In the context of the increasing prevalence and public health burden of asthma, reliable predictors of asthma development are being sought in order to prevent or mitigate the impact of the disease. Recent research findings of the asthma risk predictive value of infant-onset eczema combined with presence of filaggrin (FLG) null mutation and food sensitization are very promising. This month’s issue presents a report by Filipiak-Pittroff and colleagues (J Allergy Clin Immunol 2011;128:1235-1241.e5), on behalf of 2 large European birth cohort studies of nutritional and environmental factors in the development of allergic diseases, in which they sought to validate the eczema+FLG+food allergy predictors and to determine if the combination was useful in predicting persistent eczema.
Filipiak-Pittroff et al. assembled a dataset of almost 300 children with infant-onset eczema and known FLG and food allergy status and retrospectively examined the relation of these conditions with the presence of asthma and persistent eczema at age 10. The authors report that all three factors are risk factors for asthma, and their combination is highly specific, but not sensitive, for predicting asthma. This finding implies that a prediction cannot be made with sufficient confidence based on these criteria only, since there might be many false negatives, i.e. many children at risk for asthma development would not be identified correctly.

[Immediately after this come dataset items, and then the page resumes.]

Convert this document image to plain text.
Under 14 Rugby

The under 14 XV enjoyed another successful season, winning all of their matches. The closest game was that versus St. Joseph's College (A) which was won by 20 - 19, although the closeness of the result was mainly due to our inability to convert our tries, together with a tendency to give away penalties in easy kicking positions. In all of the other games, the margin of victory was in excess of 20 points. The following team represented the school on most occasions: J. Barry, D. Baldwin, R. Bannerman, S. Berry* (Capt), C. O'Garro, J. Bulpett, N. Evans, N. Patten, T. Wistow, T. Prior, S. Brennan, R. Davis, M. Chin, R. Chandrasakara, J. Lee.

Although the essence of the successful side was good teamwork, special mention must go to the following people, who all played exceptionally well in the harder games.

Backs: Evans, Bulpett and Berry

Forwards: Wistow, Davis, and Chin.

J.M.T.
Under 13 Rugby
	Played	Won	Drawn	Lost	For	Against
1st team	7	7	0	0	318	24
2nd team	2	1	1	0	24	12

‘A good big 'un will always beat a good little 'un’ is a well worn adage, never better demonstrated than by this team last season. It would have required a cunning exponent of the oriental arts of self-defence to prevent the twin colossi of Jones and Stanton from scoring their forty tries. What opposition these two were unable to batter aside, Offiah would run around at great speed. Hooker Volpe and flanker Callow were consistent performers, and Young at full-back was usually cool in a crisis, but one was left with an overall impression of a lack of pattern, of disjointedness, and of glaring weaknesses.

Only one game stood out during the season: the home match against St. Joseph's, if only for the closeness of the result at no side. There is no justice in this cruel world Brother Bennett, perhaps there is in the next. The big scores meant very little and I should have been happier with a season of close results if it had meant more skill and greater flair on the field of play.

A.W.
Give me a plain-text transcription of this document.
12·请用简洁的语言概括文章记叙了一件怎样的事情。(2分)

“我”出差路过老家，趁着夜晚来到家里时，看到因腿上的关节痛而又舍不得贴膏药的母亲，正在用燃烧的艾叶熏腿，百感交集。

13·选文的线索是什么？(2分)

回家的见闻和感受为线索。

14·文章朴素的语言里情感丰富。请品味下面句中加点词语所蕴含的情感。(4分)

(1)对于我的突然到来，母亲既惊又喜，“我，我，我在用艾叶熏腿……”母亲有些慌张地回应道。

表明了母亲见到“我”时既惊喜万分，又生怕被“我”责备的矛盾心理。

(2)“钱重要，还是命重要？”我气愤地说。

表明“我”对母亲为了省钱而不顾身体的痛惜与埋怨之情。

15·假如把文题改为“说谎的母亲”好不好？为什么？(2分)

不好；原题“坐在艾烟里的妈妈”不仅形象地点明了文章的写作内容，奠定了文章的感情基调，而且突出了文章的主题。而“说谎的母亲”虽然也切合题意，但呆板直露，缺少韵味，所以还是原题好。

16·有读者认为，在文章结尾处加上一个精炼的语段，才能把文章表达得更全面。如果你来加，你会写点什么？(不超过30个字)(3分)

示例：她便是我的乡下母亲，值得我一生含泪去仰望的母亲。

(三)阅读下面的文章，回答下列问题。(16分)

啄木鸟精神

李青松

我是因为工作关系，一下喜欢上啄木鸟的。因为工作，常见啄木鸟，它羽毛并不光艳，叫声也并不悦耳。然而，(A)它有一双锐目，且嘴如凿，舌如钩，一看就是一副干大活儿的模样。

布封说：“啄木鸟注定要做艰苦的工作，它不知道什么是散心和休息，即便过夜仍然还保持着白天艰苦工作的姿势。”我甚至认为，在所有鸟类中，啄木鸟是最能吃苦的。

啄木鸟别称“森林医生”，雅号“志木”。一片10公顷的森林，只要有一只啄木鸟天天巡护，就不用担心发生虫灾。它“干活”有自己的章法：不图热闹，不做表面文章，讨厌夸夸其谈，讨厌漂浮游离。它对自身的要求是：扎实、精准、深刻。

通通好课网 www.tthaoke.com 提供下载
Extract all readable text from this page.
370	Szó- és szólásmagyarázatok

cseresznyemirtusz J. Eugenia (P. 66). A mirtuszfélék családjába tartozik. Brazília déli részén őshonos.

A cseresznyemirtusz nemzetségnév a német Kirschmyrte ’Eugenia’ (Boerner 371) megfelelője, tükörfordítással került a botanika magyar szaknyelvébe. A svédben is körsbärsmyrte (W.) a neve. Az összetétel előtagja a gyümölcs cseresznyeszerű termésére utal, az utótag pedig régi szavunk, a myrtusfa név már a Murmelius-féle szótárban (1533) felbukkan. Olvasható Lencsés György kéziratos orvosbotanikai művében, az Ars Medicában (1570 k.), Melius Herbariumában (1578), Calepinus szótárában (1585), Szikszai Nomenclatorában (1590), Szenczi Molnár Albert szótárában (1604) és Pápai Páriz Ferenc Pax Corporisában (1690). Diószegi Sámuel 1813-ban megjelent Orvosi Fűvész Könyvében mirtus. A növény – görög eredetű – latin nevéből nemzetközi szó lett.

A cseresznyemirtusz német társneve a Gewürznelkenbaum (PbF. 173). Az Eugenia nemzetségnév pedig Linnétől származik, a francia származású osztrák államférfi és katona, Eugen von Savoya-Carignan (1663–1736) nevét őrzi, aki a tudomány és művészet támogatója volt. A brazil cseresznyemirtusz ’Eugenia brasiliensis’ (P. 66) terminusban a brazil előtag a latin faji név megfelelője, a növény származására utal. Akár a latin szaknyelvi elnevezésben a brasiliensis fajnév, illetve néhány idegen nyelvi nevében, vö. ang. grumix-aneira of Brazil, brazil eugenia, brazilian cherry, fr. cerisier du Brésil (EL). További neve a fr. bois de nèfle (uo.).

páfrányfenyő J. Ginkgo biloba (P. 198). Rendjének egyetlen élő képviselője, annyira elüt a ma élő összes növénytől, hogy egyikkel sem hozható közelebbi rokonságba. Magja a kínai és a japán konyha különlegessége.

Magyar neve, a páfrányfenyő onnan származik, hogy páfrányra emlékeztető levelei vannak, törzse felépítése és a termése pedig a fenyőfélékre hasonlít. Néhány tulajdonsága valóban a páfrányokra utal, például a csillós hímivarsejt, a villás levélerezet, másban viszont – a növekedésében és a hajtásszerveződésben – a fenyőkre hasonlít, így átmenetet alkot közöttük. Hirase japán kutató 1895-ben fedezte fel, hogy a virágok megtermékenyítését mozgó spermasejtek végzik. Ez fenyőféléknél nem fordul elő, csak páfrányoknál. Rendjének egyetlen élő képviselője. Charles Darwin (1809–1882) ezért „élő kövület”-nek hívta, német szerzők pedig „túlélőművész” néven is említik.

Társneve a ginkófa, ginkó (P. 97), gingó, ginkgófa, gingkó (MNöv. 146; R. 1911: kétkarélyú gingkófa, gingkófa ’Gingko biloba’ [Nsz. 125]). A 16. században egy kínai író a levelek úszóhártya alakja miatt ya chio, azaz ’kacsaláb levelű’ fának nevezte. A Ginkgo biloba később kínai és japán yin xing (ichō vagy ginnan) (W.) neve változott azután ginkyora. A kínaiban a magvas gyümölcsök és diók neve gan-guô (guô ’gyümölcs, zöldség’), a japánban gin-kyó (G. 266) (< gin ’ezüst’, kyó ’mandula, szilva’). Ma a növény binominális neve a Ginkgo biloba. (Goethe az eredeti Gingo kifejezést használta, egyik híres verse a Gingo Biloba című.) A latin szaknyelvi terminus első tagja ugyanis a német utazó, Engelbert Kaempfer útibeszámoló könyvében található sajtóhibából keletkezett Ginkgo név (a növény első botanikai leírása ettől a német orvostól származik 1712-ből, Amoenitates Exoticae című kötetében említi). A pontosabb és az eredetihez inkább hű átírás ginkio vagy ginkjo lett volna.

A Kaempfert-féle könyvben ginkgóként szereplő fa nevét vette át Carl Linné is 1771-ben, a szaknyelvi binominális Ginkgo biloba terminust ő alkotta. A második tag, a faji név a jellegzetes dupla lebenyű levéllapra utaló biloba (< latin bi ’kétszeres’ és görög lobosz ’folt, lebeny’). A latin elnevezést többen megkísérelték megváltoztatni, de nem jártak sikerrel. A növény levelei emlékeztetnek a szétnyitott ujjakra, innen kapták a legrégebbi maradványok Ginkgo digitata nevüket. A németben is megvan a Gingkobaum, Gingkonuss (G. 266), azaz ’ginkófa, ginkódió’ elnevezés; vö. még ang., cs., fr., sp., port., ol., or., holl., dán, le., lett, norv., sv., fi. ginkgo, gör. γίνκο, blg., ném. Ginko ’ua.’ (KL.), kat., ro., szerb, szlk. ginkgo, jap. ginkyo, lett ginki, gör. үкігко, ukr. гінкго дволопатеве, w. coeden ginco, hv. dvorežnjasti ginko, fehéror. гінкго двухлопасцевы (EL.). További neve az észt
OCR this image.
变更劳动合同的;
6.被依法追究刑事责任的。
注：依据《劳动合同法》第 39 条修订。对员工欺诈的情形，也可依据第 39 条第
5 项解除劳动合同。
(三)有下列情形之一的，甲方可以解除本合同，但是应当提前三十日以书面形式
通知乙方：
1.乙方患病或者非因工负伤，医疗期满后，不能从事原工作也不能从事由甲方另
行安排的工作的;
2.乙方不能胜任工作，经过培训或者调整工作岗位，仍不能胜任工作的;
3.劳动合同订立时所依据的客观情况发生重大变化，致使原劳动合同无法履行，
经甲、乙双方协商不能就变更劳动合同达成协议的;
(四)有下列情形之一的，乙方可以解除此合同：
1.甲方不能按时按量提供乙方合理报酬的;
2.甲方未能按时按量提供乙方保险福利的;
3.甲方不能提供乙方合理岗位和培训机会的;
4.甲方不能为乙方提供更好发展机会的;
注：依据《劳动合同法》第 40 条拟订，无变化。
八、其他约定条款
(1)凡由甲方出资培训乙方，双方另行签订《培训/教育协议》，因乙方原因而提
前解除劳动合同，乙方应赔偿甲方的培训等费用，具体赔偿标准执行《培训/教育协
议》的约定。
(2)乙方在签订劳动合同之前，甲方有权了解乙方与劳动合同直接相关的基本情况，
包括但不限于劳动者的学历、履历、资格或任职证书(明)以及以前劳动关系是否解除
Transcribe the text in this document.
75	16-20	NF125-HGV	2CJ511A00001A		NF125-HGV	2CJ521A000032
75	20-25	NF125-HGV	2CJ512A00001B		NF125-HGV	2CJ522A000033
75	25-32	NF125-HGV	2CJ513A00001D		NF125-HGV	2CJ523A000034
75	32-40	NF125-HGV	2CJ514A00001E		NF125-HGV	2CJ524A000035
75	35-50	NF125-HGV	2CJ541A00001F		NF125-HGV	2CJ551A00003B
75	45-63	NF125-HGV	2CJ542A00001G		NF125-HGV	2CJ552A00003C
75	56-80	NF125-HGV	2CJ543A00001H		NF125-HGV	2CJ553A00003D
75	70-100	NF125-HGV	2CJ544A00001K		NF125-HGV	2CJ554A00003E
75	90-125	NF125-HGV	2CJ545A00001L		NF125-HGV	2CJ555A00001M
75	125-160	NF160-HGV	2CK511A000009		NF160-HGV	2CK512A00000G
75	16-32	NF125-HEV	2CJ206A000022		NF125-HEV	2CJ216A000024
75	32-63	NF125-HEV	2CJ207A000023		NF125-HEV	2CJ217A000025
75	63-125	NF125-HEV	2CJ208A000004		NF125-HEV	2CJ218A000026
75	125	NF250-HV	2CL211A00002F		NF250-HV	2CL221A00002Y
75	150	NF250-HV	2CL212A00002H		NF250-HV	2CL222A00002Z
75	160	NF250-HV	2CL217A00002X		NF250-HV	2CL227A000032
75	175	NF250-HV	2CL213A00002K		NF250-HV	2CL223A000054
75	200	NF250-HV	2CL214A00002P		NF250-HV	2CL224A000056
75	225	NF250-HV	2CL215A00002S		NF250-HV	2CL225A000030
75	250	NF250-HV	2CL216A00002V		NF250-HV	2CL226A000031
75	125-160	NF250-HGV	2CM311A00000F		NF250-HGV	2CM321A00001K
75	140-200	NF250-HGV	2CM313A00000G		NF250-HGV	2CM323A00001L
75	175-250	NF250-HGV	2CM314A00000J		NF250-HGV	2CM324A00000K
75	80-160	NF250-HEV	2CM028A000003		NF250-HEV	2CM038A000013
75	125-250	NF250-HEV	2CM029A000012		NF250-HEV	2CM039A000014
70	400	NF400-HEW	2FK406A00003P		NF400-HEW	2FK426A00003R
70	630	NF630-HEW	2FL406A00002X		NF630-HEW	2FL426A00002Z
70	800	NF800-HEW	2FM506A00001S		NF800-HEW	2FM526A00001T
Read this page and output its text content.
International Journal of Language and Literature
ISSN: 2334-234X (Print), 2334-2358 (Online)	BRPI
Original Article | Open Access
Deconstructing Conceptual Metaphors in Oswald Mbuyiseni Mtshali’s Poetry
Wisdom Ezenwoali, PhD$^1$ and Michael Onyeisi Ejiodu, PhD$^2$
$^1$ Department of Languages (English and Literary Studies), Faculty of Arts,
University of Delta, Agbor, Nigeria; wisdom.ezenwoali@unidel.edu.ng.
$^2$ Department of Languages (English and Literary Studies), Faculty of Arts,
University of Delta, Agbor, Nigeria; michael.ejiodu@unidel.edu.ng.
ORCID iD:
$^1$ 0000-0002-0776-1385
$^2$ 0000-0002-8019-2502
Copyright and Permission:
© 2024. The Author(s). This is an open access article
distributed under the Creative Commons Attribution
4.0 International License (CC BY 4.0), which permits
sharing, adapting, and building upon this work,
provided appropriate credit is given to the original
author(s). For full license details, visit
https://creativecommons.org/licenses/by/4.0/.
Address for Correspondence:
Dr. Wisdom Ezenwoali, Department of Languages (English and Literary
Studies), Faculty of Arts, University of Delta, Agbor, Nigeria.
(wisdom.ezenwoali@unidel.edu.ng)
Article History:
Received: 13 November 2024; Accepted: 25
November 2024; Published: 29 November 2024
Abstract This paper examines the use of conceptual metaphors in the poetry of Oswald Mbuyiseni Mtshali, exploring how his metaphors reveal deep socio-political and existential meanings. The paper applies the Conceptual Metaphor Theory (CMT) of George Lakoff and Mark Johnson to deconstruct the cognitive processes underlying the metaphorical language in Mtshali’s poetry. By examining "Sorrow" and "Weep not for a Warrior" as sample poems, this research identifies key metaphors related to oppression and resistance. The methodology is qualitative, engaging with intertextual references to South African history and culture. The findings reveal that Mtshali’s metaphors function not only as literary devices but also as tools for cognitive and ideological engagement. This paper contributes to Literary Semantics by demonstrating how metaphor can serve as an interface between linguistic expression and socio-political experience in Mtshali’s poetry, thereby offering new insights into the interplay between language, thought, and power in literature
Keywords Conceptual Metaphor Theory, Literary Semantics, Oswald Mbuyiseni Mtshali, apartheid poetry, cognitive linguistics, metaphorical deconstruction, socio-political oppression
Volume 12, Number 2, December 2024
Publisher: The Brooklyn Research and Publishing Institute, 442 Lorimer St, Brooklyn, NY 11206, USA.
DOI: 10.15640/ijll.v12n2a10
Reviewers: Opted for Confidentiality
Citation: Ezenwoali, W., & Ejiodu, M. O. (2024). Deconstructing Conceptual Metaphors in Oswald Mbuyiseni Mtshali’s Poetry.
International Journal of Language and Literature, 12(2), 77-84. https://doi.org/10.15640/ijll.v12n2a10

Thus, their findings did not corroborate previous research suggesting a nearly 100% predictive value for asthma development for the combined presence of early eczema, food allergy, and FLG null mutation, and shows that for a precise prediction of asthma more than these three variables are needed.
Filipiak-Pittroff et al. conclude that their results underscore the complex presentation of atopic diseases and reinforce the need to identify reliable methods for prediction.